Recent studies have indicated that the PD-1/PD-L1 pathway is upregulated in the HNSCC microenvironment, and that EGFR blockade prevents interferon-γ-mediated upregulation of PD-L1. Thus, this study has been amended to add nivolumab to the adjuvant treatment with cetuximab and motolimod. The endpoints are still the modulation of immune biomarkers.

The aim is to target the tumor microenvironment, such that tumor immune escape is reversed and T cells eliminate HNSCC. Antitumor T cells are reprogrammed to reverse inhibitory signals. Combining the toll-like receptor agonist, motolimod, with cetuximab and with PD-1 pathway inhibitors, such as nivolumab, may enhance the priming and activity of T cells.

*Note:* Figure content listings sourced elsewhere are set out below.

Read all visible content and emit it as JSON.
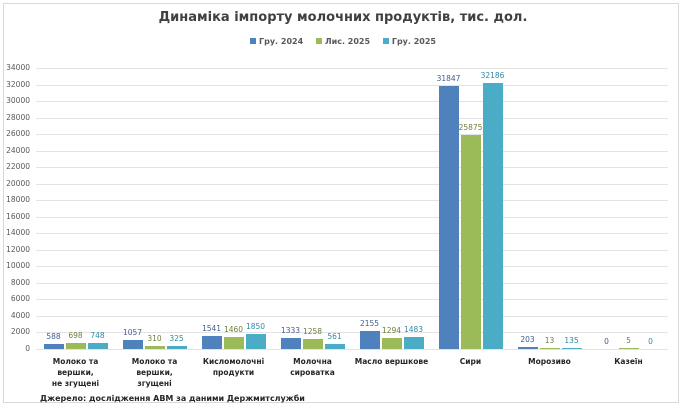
{
  "chart_data": {
    "type": "bar",
    "title": "Динаміка імпорту молочних продуктів, тис. дол.",
    "xlabel": "",
    "ylabel": "",
    "ylim": [
      0,
      34000
    ],
    "yticks": [
      0,
      2000,
      4000,
      6000,
      8000,
      10000,
      12000,
      14000,
      16000,
      18000,
      20000,
      22000,
      24000,
      26000,
      28000,
      30000,
      32000,
      34000
    ],
    "grid": true,
    "legend_position": "top",
    "categories": [
      "Молоко та вершки, не згущені",
      "Молоко та вершки, згущені",
      "Кисломолочні продукти",
      "Молочна сироватка",
      "Масло вершкове",
      "Сири",
      "Морозиво",
      "Казеїн"
    ],
    "category_lines": [
      [
        "Молоко та вершки,",
        "не згущені"
      ],
      [
        "Молоко та вершки,",
        "згущені"
      ],
      [
        "Кисломолочні",
        "продукти"
      ],
      [
        "Молочна",
        "сироватка"
      ],
      [
        "Масло вершкове"
      ],
      [
        "Сири"
      ],
      [
        "Морозиво"
      ],
      [
        "Казеїн"
      ]
    ],
    "series": [
      {
        "name": "Гру. 2024",
        "color": "#4F81BD",
        "label_color": "#3F5F8F",
        "values": [
          588,
          1057,
          1541,
          1333,
          2155,
          31847,
          203,
          0
        ]
      },
      {
        "name": "Лис. 2025",
        "color": "#9BBB59",
        "label_color": "#6B7F3A",
        "values": [
          698,
          310,
          1460,
          1258,
          1294,
          25875,
          13,
          5
        ]
      },
      {
        "name": "Гру. 2025",
        "color": "#4BACC6",
        "label_color": "#2F8AA3",
        "values": [
          748,
          325,
          1850,
          561,
          1483,
          32186,
          135,
          0
        ]
      }
    ]
  },
  "source_note": "Джерело: дослідження АВМ за даними Держмитслужби"
}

“Targeting the tumor microenvironment requires understanding as well as reversal of immune escape mechanisms in the cellular compartment. Reprogramming antitumor T cells to reverse inhibitory signals can be done by directly disrupting those inhibitory signals, the so-called checkpoint receptor field, and can be done potentially by combining proinflammatory signals, such as toll-like receptor agonists, to chemo-attract cells into the microenvironment and to create good inflammation to overcome suppressive factors,” said Ferris.

Recent findings have shown tremendous promise for nivolumab in head and neck cancer. Bristol-Myers Squibb (BMS) announced in January 2016 that nivolumab improved overall survival versus investigator’s choice of therapy for patients with platinum-refractory squamous cell carcinoma of the head and neck in the phase III CheckMate-141 trial. Findings from the study are being discussed with the FDA and other health authorities, according to BMS.

*This news story was resourced by the Oral Cancer Foundation, and vetted for appropriateness and accuracy.